Apama Documentation : Developing Apama Applications : Developing Apama Applications in EPL : Defining Event Listeners : Understanding time in the correlator : Disabling the correlator's internal clock : Setting the time in the correlator (&SETTIME event)
Setting the time in the correlator (&SETTIME event)
A &SETTIME event can have one of the following formats:
*It can contain a number of seconds:
&SETTIME(float seconds)
The seconds parameter represents the number of seconds since the epoch, 1st January 1970. For example:
&SETTIME(0) sets the time to "Thu Jan 1 00:00:00.0 BST 1970".
&SETTIME(1185874846.3) sets the time to "Tue Jul 31 09:40:46.3 BST 2007".
*Or it can contain a time string:
&SETTIME(string time)
The time is a string in extended ISO8601 form, with fractional seconds. For example:
&SETTIME("2015-04-20T23:32:41.032+01:00")
&SETTIME("2015-04-20T22:32:41.032+00:00")
&SETTIME("2015-04-20T22:32:41.032Z")
&SETTIME("2015-04-20T22:32:41.032")
These all refer to the same time. Note that the first example shows the time in a different timezone with an offset of 1 hour.
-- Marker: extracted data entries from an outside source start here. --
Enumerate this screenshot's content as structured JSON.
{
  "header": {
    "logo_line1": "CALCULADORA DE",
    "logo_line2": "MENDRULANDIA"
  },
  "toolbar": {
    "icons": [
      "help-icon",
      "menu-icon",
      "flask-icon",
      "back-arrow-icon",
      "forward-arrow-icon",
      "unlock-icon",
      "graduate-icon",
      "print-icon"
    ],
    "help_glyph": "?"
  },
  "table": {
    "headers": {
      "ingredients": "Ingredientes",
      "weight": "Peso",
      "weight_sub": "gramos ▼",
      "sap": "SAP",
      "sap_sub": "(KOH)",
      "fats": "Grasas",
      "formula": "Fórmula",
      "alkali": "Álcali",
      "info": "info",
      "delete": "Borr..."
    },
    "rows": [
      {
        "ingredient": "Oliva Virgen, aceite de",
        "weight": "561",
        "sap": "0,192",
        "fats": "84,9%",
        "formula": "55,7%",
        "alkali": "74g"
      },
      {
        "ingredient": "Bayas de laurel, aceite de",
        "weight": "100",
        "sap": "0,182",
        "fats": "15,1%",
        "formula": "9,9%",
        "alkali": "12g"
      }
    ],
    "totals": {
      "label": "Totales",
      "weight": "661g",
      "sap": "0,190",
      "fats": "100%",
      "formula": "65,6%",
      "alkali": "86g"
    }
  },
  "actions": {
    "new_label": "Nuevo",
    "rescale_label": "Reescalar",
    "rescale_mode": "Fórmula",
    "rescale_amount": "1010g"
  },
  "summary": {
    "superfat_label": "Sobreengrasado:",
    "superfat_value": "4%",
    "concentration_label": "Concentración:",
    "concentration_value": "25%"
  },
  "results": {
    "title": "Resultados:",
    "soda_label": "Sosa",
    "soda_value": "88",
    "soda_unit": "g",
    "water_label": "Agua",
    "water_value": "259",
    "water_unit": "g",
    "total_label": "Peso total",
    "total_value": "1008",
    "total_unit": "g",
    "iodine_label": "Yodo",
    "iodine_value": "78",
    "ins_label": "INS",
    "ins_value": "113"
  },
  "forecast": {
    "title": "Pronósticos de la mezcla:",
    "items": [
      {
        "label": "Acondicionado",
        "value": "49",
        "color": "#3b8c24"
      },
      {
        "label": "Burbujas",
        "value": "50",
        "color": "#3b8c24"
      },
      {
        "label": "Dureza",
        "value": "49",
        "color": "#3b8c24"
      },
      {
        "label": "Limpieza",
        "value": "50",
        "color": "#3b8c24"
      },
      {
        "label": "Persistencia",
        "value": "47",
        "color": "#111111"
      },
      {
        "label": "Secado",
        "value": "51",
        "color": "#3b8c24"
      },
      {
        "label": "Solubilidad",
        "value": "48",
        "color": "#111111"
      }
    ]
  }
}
Normally, you do not need to send &SETTIME events. You would just send &TIME events. An &SETTIME event is useful only to avoid the problem pattern described above. The only difference between an &SETTIME event and an &TIME event is that the &SETTIME event causes an intermediate, repeating timer to fire only once while the &TIME event causes intermediate, repeating timers to fire repeatedly. For example, on all wait(0.1) fires ten times for every second in the difference between consecutive &TIME events. However, it fires only once when the correlator receives an &SETTIME event.
If you decide to send an &SETTIME event before an &TIME event, you typically want to send the &SETTIME event only before the first &TIME event. You should not send an &SETTIME event before subsequent &TIME events. Doing so causes a jumpy quality in the behavior of time. There is a warning message in the correlator log if you set a time that moves time backwards.
For information about when you might want to use external time events, see Determining whether to disconnect slow receivers.